November 29, 2025

First published November 14, 2025

 in The Hindu

How Vasudeva Became Vishnu

Vishnu Krishna Bilaspur Chhattisgarh

At Malhar, a small town near Bilaspur, Chhattisgarh, we find an image of a soldier with four arms, holding a conch shell, a wheel and a mace. It has been identified as the earliest image of Vishnu. The inscription on the stone has been dated to 200 BC. It records that the image was consecrated by Bharadvaja, the wife of Parnadatta, a governor of the Saurashtra region in the Gupta period. This makes it the earliest example of a woman donor in Indian art.

Malhar lay on an ancient trade route connecting Kaushambi to Puri, a corridor of commerce and culture. In all probability, this is not a Vishnu image. It is an image of Vasudeva-Krishna of the Mahabharata, who displays his four-armed form to Arjuna. The Malhar Vishnu, though simple and rather unremarkable, captures a transitional moment when the heroic Vasudeva was slowly turning into the divine Vishnu of the temples.

Until the identification of the Malhar Vasudeva, the oldest known images of Krishna were small Indo-Greek coins from Afghanistan, also dating to 200 BC, that show two men standing side by side. One holds a mace and a conch, the other a plough and a club. The Greek legends call them Sankarshana and Vasudeva, i.e., Balarama and Krishna. The foreign ‘Yavana’ kings, ruling from Afghanistan and Punjab, saw how popular the Indian hero-gods were and struck coins to honour them. Around the same time, inscriptions on the Heliodorus pillar in Madhya Pradesh (the 2nd century BCE sandstone column built by the Greek ambassador Heliodorus in honour of Vishnu) speak of devotion to Vasudeva-Krishna. This is where the journey begins — of the rise of Vishnu from Vasudeva, 2,200 years ago.

Lab of divine imagery

During the Kushan period, roughly 100 AD, India was a laboratory of divine imagery. Artisans experimented with multi-armed and multi-headed forms. Some made an eight-armed god striding across the sky. Others showed a being with a boar’s head or three bodies fused into one. These were not yet fixed ‘Vishnus’. They were experiments — attempts to make visible the divine energy that older Vedic hymns described abstractly as “the one who strides across the universe”.

By 200 AD, in the workshops of Mathura, artists carved Krishna fighting the horse-demon Keshin, or standing with his brother and sister.

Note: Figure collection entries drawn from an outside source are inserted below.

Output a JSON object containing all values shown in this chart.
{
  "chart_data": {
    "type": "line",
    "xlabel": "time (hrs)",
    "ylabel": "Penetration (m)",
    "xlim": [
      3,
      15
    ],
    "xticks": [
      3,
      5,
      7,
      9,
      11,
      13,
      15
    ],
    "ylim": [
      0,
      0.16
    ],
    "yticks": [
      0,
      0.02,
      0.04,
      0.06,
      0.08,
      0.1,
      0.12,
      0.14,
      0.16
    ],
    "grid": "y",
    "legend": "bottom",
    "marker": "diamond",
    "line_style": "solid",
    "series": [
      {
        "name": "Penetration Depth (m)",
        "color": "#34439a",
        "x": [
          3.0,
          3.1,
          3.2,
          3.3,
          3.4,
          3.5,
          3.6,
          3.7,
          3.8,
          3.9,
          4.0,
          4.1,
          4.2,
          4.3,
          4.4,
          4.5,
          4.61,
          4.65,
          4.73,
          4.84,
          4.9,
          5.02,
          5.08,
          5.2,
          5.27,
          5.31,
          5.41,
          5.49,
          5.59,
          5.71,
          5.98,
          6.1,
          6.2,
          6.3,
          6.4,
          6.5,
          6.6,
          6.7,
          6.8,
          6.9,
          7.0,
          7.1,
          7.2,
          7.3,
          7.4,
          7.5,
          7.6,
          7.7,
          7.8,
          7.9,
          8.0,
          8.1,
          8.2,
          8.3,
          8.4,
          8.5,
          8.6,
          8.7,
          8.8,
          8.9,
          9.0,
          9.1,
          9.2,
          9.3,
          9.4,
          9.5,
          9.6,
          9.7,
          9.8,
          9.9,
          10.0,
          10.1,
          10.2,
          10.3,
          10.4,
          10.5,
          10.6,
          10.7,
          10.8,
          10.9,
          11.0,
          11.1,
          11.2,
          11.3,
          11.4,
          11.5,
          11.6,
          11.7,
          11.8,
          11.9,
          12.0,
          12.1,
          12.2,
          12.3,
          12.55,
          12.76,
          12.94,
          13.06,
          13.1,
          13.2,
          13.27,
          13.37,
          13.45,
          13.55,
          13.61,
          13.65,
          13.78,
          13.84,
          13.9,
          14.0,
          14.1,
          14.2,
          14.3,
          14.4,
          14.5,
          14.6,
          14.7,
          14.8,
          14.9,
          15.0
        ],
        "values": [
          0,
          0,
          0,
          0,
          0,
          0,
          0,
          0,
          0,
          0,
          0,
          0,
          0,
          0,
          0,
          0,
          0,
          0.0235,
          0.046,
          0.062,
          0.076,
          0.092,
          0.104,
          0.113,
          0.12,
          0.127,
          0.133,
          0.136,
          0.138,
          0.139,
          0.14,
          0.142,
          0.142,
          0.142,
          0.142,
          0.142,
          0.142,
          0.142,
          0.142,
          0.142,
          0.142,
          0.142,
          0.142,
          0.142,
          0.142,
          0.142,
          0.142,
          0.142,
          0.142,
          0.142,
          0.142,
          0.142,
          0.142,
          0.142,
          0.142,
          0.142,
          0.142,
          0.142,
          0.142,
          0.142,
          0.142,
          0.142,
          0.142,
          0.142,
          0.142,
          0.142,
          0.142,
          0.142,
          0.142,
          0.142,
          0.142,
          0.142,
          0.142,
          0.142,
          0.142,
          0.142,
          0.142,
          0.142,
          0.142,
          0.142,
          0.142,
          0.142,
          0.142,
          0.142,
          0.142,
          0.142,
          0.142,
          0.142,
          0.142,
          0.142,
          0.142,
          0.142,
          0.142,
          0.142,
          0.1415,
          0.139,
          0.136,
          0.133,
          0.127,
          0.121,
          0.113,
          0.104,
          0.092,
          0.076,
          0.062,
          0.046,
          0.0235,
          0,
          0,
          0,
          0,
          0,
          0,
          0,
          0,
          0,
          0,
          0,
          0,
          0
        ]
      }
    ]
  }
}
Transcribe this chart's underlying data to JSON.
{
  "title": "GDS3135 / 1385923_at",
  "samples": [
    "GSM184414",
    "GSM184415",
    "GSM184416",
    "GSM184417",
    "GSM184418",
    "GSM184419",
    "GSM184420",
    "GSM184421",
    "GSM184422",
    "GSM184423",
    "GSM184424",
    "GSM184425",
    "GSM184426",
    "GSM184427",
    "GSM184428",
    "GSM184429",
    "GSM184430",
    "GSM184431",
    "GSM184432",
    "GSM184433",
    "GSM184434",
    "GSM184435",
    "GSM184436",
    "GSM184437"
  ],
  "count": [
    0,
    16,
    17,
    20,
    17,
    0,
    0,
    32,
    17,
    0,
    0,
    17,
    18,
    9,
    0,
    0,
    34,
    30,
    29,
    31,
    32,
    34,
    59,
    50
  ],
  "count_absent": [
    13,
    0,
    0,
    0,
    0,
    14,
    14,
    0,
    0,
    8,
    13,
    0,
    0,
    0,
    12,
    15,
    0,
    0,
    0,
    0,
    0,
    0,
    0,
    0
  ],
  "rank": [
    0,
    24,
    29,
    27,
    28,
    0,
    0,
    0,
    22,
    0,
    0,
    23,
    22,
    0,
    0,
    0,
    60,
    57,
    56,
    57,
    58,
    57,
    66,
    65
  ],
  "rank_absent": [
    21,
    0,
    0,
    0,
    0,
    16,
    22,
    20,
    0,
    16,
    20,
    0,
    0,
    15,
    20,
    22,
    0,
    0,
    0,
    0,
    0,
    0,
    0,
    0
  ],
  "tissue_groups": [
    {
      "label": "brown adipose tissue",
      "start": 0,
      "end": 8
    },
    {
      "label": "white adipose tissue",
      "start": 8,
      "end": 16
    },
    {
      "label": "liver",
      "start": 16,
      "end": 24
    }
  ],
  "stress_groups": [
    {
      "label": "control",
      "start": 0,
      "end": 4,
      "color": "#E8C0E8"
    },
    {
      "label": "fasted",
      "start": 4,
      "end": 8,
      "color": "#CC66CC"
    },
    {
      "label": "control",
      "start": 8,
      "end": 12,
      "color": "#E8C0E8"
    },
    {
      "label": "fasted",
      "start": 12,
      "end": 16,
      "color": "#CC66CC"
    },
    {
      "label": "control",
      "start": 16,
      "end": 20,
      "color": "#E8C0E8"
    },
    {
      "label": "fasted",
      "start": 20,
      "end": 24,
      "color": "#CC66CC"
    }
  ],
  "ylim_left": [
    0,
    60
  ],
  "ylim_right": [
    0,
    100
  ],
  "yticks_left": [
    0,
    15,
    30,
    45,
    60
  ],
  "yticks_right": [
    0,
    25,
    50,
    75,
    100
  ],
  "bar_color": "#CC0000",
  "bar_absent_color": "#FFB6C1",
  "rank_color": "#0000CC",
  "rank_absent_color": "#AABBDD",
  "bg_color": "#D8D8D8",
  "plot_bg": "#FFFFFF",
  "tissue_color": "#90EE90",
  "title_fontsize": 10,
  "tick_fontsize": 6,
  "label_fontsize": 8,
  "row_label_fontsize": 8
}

A few showed him with four arms, holding the discus and mace described in the Bhagavad Gita. There is an image that suggests the vishwarupa or cosmic form, with animal heads emerging from Krishna’s side. The artists were trying to capture something the poets had begun to imagine — the god who could appear as a man yet reveal himself as cosmic.

By the Gupta period, around 400 AD, this experimentation settled into a standard form: the calm, four-armed Vishnu with discus, conch, mace, and lotus. The cosmic god had a face and posture. The sculptor’s hand had finally caught up with the poet’s imagination. What had once been Krishna’s symbols now belonged to Vishnu. At Deogarh, in U.P., on the walls of the Dashavatara temple there is a four-armed Vishnu reclining on a serpent and another riding an eagle. These are images of Vishnu we are familiar with.

The cowherd hero

Texts supported this change. The Harivamsha, an epilogue to the Mahabharata written around this time, tells of the cowherd Krishna who later reveals himself as Vishnu. Krishna is a child; he has parents. Vishnu is self-created. Sculpture followed the same logic — the youthful, two-armed Krishna fighting demons and lifting mountains; the four-armed Vishnu presiding serenely over the universe. Krishna was the mortal finite avatar of the immortal infinite Vishnu.

Among Krishna’s many adventures, one image became especially popular. The lifting of Mount Govardhana. When Indra, the rain god, punished the cowherds with a storm, Krishna lifted the mountain on his little finger to shelter his people. In this act, Krishna grows to cosmic size, echoing the Vedic Vishnu who takes three giant steps across the world. This moment united the hero of Vrindavan with the god of the Vedas.

The story of Krishna lifting the mountain travelled to the eastern coast of India and thence to Cambodia. Around 700 AD, at Mahabalipuram in Tamil Nadu, artists carved a vast relief on a granite cliff showing Krishna raising Govardhana. This art panel also has the earliest images of cows and calves in India. Before that, we have only images of the humped bull. This stone panel is the earliest suggestion of the cosmic ‘cow’ heaven known as Go-loka.

Art historians are now showing how Vishnu emerged from the hero Vasudeva and not the other way around. From small Indo-Greek coins and modest Malhar and Mathura carvings to grand cliffs of Mahabalipuram, we can trace how a cowherd hero of the Mahabharata became the cosmic preserver of the Puranas.